Bestselling author and writer Jonathan Lethem has also been tied to North Atlantic Books as the publisher's first paid employee, and later provided an introduction for Theodore Sturgeon's book The Man Who Lost the Sea.

==Awards and recognition==
- 2004: BJ Ward was awarded the Pushcart Prize for his poem "Roy Orbison's Last Three Notes."
- 2008: The PEN Oakland/Josephine Miles Literary Award was given to Cecil Brown for Dude, Where's My Black Studies Department?: The Disappearance of Black Americans from Our Universities.
- 2008: Phoebe Gloeckner, author of A Child's Life and Other Stories and Diary of a Teenage Girl, was awarded a Guggenheim Fellowship.
- 2011: Publishers Weekly listed North Atlantic Books as a "Top 10 Fastest Growing Indie Publisher."
- 2011: Endless Path by Rafe Martin received a Storytelling World Resource Award in the Storytelling Collection category.
- 2011: Noach Dzmura, editor of Balancing on the Mechitza: Transgender in Jewish Community, received the Lambda Literary Award for the best nonfiction piece in the Transgender category.
- 2011: Keep Your Wives Away From Them, an anthology edited by Miryam Kabakov, received a Golden Crown Literary Award in the Anthology category.2012: Publishers Weekly featured North Atlantic Books in its annual "Mind, Body, Spirit" issue, noting, "As NAB approaches its 40th anniversary,... it continues to evolve within the body, mind, and spirit segment,... keep pace with changing tastes,... expand the reach of its established authors through new formats," and engage its audience through "the new NAB Communities interactive social network and web journal."
- 2013: The PEN Oakland/Josephine Miles Literary Award was given to Christopher Wagstaff for A Poet's Mind: Collected Interviews of Robert Duncan.

==Evolver Editions==
Launched in 2011, Evolver Editions is an imprint of North Atlantic Books presenting voices of the transformation movement of "psychic evolution," a spiritual counterculture that explores the concept of consciousness. The imprint is a collaboration between North Atlantic Books and Evolver LLC, which publishes the online magazine Reality Sandwich and online social network Evolver.net. Topics covered by Evolver Editions' authors include shamanism, environmental design, theories in cosmology, and strategies for political organizing. Key authors include Daniel Pinchbeck, José Argüelles (organizer of the 1987 Harmonic Convergence), Tom Atlee, and Charles Eisenstein.

==Blue Snake Books==
Blue Snake Books was founded in 2005 as a dedicated martial arts imprint of North Atlantic Books, though the company has been publishing martial arts titles for more than 25 years. Disciplines of martial arts featured include capoeira, karate, muay thai, tai chi, bagua, judo, and jujutsu. Blue Snake Books authors include tai chi master Bruce Frantzis.

==Io Magazine==
While Grossinger was a student at Amherst College and Hough was at Smith College in Massachusetts, they founded North Atlantic Books' progenitor Io Magazine, an alternative college literary magazine in 1964, featuring work from Robert Kelly, Charles Stein, and Nels Richardson, among others. Over the next decade, Io became a counter-cultural journal mixing literature, science, and history, as it came out of Michigan, Maine, and Vermont with issues such as "Alchemy", "Doctrine of Signatures", "Ethnoastronomy", "Oecology", "Dreams", "Earth Geography", and "The Olson-Melville Sourcebooks". Io is credited with publishing early works by Stephen King (his poem, "Brooklyn August," was featured in Io Issue #10), Jayne Anne Phillips, poets Robert Duncan, Charles Olson, Ed Sanders, Diane di Prima, as well as the work of writers including David Wilk, Rob Brezsny, and Phoebe Gloeckner.
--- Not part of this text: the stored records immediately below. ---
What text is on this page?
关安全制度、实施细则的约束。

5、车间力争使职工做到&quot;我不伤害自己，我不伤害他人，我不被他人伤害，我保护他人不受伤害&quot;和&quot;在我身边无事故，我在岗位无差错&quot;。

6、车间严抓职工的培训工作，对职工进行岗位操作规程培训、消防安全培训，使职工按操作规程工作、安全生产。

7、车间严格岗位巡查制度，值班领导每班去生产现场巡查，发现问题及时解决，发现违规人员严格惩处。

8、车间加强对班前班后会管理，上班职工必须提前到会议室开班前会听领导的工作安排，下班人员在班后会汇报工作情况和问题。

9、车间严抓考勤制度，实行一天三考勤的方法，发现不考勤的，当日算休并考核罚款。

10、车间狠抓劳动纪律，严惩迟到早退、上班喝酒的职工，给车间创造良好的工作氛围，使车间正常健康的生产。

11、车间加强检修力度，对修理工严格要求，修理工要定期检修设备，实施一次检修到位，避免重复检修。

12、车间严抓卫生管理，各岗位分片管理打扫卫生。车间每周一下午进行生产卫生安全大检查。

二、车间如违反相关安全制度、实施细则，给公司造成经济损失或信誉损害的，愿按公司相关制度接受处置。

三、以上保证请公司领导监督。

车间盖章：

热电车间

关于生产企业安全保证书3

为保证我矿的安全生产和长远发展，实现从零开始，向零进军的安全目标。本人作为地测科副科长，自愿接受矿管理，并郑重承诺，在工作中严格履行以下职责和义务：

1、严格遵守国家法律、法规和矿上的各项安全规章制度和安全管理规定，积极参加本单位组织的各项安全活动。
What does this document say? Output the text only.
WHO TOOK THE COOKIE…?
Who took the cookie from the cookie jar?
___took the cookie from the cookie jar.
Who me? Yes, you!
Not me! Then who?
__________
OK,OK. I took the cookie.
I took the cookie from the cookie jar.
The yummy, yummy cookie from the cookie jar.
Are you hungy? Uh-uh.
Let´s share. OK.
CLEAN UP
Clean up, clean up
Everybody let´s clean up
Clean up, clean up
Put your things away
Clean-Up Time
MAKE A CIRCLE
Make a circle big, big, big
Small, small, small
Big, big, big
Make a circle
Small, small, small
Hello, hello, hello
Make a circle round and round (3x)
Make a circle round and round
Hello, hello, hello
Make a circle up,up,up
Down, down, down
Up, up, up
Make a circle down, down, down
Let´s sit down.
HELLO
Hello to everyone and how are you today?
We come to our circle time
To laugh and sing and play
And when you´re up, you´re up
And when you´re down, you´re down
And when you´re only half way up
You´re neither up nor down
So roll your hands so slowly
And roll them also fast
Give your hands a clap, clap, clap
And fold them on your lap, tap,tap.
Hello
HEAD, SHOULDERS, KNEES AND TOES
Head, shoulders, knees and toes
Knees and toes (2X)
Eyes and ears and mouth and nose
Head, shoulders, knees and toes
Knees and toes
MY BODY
In 2009, North Atlantic books created the Io Poetry Series, featuring collections from under-recognized voices in American poetry. Featured poets include Gerrit Lansing, Kenneth Irby, Lindy Hough, and Lenore Kandel. In 2010, Kenneth Irby's Io Poetry Series book The Intent On received the Poetry Society of America's 2010 Shelley Memorial Award. In 2012, North Atlantic Books published Collected Poems of Lenore Kandel, which included several never-before-published poems by the Beat Generation writer and an introduction by poet Diane di Prima. In 2013, it released Catching Light, a collection featuring many never-before published poems by Joanna McClure and a foreword by Michael McClure.